OS_DATABASE_URLLocal runtime business database URL.
OS_DATABASE_DRIVERLocal runtime driver id.
OS_AUTH_SECRETBetter Auth session secret for hosted runtimes.
OS_SECRET_KEY32-byte master key for sys_secret encryption (encrypted settings, secret fields, datasource credentials). 64 hex chars or base64 of 32 bytes.
OS_CLUSTER_DRIVERCluster coordination driver. When set, the runtime treats the deployment as multi-node.
OS_PORTHTTP listen port.

Third-party provider variables such as OPENAI_API_KEY, TURSO_*, RESEND_API_KEY, and OAuth client secrets keep their provider names.
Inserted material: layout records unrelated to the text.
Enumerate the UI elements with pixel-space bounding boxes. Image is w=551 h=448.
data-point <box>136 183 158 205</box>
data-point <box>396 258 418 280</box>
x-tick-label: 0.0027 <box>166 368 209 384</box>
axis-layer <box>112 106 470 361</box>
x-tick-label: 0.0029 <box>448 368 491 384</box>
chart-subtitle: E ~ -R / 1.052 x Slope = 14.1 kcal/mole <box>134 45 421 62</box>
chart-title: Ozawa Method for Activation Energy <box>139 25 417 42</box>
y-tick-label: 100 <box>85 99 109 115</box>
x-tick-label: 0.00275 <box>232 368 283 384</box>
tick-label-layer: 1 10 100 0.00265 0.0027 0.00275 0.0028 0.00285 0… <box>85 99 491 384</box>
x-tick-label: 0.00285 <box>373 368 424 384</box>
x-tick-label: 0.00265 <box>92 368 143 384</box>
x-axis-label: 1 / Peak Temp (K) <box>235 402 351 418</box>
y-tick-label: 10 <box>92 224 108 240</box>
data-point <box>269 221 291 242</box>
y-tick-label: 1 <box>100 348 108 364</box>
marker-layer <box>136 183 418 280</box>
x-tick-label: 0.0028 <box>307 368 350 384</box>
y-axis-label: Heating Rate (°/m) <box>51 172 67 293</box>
Mail settings are the exception — they route through the settings env-override convention as OS_MAIL_<KEY> (e.g. OS_MAIL_SMTP_HOST, OS_MAIL_SMTP_PORT), not a raw SMTP_* name.

Every deployed app is AI-operable by default: an MCP server is served at /api/v1/mcp in every deployment mode, exposing your objects and actions to AI clients under the same permissions and RLS (set OS_MCP_SERVER_ENABLED=false to opt out). See MCP Server env vars and Your app as an MCP server.

Set OS_SECRET_KEY for any containerized or multi-node deployment. The default LocalCryptoProvider encrypts every sys_secret value under one 32-byte key. On a single host, os start mints and persists that key to ~/.objectstack/dev-crypto-key automatically, so the zero-config quickstart just works. But on an ephemeral filesystem (containers) the minted key is lost on restart, and across multiple nodes each node would mint a different key — in both cases previously-encrypted secrets become undecryptable.

Provision one stable key shared by every node and every restart:

OS_SECRET_KEY=$(openssl rand -hex 32)

When OS_CLUSTER_DRIVER is set (multi-node), os start will not auto-mint a key — it fails loud at boot until OS_SECRET_KEY is provided, rather than silently running under a key that won't survive. For production, prefer a managed KMS / Vault provider behind the same ICryptoProvider seam.